HIV impacts hundreds of thousands of women. Here's how. - LGBTQ Nation
Briefly

HIV impacts hundreds of thousands of women. Here's how. - LGBTQ Nation
"The truth, of course, is that anyone can contract HIV, given the right circumstance, and according to the Yale University Library's online exhibition " We Are Everywhere: Lesbians in the Archive," by 1991 roughly 40% of HIV-positive people and 12% of AIDS patients in the U.S. were women. But a combination of longstanding bias in the medical field and the perception of HIV/AIDS as a gay epidemic led to women being excluded from research studies and clinical trials."
"As investigative reporter Gena Corea notes in her 1992 book, The Invisible Epidemic: The Story of Women and AIDS, doctors with the Centers for Disease Control (CDC) initially didn't even think women could get AIDS, leading to many HIV-positive women dying without ever being diagnosed. As The Well Project notes, until recently, research on women and HIV continued to lag significantly behind research on how the virus impacts men."
"In the U.S. today, women account for approximately one in five new HIV diagnoses and 22% of the estimated 1.2 million people living with the virus, according to a Kaiser Family Foundation analysis of CDC data published in 2024. Black women in the U.S. account for roughly half of all new HIV diagnoses among women, as Rep. Maxine Waters (D-CA) noted in a recent House resolution to recognize National Black HIV/AIDS Awareness Day."
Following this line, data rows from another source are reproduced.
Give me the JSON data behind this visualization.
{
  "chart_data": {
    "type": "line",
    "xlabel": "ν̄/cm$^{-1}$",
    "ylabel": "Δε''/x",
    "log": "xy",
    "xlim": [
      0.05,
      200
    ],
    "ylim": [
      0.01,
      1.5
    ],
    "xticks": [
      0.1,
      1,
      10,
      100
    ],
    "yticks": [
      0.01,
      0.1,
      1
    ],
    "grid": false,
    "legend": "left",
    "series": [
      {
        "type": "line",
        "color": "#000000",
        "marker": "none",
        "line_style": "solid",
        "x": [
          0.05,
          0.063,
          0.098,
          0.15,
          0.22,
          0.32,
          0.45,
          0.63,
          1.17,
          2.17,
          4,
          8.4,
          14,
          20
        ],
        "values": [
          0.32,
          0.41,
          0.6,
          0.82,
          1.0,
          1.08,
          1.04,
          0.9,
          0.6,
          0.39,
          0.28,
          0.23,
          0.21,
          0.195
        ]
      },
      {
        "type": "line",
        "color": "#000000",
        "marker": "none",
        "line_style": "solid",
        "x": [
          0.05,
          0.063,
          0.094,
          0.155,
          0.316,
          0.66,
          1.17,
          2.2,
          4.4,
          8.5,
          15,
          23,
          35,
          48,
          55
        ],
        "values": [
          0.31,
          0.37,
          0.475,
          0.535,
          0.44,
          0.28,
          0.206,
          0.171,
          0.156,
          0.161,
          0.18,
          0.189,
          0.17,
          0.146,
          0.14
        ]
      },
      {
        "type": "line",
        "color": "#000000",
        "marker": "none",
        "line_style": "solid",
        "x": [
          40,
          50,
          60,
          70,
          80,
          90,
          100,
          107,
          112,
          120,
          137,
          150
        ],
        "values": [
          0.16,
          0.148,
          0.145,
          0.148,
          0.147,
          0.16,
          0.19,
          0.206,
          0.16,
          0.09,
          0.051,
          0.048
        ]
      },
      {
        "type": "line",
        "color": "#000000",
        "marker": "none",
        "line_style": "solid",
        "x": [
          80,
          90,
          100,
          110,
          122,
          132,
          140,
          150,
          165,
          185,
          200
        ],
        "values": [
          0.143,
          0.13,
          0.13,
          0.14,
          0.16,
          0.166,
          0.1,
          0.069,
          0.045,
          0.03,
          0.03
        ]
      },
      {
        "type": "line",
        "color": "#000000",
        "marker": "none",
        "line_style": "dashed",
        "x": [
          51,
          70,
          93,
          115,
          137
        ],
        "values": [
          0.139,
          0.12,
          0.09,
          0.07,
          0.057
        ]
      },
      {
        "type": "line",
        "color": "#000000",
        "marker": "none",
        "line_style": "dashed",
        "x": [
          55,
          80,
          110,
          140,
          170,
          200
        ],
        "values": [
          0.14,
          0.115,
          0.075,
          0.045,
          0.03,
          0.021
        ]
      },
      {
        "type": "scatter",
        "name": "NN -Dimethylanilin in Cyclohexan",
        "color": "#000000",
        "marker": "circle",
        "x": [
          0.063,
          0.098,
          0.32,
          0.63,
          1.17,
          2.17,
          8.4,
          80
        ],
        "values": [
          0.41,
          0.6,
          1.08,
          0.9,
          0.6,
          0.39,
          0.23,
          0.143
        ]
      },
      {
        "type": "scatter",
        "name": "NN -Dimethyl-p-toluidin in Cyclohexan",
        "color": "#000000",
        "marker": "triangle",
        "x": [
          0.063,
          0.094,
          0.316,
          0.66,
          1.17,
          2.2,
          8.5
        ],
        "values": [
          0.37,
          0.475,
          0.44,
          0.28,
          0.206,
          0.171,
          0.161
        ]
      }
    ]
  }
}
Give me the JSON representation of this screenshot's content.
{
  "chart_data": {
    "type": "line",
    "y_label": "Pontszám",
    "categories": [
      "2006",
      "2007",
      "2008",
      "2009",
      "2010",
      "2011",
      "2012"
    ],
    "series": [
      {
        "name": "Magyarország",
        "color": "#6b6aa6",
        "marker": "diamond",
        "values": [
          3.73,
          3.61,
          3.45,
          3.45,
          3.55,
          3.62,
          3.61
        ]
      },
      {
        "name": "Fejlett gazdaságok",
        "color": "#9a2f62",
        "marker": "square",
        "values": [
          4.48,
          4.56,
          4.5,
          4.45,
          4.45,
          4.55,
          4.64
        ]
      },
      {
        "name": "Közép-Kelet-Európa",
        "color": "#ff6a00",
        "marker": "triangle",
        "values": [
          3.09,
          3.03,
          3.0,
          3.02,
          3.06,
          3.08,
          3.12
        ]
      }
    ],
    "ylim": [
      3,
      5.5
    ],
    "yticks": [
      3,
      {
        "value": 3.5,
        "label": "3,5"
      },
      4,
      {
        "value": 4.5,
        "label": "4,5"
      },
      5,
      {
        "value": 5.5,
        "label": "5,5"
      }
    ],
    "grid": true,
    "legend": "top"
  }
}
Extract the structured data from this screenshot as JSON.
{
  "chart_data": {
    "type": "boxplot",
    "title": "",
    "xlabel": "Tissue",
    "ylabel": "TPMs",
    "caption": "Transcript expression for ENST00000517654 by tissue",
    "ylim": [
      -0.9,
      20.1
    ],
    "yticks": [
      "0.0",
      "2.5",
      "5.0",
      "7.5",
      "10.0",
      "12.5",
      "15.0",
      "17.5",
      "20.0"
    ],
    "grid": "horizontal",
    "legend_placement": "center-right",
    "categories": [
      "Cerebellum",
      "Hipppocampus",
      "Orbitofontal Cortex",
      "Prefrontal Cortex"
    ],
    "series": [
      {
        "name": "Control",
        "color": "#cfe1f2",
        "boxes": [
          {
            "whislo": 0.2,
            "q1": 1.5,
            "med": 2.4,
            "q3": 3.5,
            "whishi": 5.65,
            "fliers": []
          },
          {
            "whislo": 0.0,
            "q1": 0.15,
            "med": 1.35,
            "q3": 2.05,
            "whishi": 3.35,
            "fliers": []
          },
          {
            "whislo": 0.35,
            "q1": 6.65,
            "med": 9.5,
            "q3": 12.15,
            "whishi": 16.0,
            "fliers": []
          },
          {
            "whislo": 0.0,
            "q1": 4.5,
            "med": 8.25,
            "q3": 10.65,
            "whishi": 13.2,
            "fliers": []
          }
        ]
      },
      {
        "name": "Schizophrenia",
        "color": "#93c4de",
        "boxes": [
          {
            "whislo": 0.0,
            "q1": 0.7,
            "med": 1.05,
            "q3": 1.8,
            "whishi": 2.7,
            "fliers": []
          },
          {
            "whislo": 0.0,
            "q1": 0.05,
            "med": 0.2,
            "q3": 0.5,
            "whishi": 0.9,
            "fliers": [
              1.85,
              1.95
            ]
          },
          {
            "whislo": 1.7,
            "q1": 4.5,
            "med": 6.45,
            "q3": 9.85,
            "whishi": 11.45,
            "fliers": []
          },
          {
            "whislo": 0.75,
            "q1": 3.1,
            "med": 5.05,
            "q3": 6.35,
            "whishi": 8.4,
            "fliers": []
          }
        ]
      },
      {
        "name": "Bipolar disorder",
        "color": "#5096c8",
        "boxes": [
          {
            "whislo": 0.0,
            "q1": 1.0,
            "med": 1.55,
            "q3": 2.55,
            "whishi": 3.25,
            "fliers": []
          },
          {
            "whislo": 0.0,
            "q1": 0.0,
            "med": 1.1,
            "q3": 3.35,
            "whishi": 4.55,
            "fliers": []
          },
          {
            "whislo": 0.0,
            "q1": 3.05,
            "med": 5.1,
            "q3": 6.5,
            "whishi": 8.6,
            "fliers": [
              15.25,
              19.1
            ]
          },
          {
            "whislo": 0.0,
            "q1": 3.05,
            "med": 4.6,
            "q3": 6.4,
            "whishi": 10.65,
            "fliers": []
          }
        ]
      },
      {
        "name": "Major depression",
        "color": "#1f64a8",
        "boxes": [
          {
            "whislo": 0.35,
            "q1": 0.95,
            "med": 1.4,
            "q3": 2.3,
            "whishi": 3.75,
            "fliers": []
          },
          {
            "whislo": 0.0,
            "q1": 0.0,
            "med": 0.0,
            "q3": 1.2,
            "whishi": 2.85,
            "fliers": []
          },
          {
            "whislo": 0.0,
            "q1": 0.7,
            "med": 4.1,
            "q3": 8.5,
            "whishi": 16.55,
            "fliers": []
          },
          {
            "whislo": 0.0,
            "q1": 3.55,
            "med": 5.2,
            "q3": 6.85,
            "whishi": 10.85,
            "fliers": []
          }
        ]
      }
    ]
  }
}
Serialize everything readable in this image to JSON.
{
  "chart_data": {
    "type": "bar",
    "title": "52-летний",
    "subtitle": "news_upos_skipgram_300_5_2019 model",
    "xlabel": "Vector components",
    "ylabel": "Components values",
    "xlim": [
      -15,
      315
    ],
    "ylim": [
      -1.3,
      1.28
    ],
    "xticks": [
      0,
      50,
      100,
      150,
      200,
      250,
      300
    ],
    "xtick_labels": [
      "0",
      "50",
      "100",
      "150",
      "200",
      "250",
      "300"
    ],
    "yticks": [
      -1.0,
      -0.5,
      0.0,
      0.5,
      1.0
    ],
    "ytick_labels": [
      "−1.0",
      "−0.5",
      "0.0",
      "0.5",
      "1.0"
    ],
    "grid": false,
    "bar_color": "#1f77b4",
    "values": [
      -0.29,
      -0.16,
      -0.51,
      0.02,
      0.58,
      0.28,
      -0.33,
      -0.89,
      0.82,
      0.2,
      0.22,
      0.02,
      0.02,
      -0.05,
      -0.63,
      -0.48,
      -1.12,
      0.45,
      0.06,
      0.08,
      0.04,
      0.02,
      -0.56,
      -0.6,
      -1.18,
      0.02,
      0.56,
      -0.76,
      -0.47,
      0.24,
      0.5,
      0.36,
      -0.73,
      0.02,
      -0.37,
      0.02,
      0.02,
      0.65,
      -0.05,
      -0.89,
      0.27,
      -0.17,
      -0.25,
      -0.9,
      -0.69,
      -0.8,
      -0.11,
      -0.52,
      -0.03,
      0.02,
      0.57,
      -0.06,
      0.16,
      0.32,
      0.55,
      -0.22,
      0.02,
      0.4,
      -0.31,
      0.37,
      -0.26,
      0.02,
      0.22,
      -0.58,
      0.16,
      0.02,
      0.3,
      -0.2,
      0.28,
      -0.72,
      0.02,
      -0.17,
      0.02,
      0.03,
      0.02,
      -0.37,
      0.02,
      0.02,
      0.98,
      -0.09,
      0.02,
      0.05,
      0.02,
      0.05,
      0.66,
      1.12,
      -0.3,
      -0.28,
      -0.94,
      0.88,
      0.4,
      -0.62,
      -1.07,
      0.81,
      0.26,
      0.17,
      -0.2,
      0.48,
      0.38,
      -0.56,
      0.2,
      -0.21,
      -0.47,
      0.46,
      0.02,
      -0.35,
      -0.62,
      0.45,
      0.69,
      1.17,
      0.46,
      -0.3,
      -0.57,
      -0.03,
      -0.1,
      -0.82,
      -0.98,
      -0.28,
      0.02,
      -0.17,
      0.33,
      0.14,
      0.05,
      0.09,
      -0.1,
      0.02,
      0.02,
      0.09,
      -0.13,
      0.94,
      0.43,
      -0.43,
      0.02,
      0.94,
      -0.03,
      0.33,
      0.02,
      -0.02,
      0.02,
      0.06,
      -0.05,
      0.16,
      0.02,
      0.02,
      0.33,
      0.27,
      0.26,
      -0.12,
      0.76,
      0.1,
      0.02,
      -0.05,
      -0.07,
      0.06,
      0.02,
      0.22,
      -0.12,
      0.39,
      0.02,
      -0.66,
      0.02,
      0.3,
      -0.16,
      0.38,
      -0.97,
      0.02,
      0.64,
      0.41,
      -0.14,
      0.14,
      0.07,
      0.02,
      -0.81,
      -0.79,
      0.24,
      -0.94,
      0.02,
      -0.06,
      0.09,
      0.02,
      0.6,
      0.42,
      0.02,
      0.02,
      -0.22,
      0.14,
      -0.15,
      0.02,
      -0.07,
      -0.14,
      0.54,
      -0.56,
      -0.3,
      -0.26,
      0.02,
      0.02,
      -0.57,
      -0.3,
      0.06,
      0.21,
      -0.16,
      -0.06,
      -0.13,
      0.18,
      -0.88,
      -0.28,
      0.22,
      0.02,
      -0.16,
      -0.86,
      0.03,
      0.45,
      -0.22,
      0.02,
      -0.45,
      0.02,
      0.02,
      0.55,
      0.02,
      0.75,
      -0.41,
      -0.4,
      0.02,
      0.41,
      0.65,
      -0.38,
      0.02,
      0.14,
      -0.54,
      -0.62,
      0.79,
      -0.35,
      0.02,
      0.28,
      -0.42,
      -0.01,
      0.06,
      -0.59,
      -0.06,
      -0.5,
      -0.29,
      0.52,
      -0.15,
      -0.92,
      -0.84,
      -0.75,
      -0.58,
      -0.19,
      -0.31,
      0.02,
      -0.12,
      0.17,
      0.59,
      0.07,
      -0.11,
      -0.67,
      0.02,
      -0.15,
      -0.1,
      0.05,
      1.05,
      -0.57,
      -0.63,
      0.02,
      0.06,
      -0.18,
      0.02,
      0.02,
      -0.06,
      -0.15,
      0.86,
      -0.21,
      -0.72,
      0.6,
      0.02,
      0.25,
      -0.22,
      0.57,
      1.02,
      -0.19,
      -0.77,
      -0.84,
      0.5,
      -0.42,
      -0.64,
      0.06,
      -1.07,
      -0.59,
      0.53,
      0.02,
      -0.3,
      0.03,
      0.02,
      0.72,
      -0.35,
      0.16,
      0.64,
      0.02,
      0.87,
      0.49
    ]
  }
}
The HIV/AIDS epidemic has been widely perceived as primarily affecting gay men, but anyone can contract HIV. By 1991, roughly 40% of HIV-positive people and 12% of AIDS patients in the U.S. were women, yet longstanding medical bias and epidemic framing led to exclusion of women from studies and clinical trials. Early CDC skepticism meant many HIV-positive women died undiagnosed. Research on women and HIV lagged behind that on men. Today women represent about one in five new U.S. diagnoses; Black women account for roughly half of new diagnoses among women, and transgender women face high prevalence.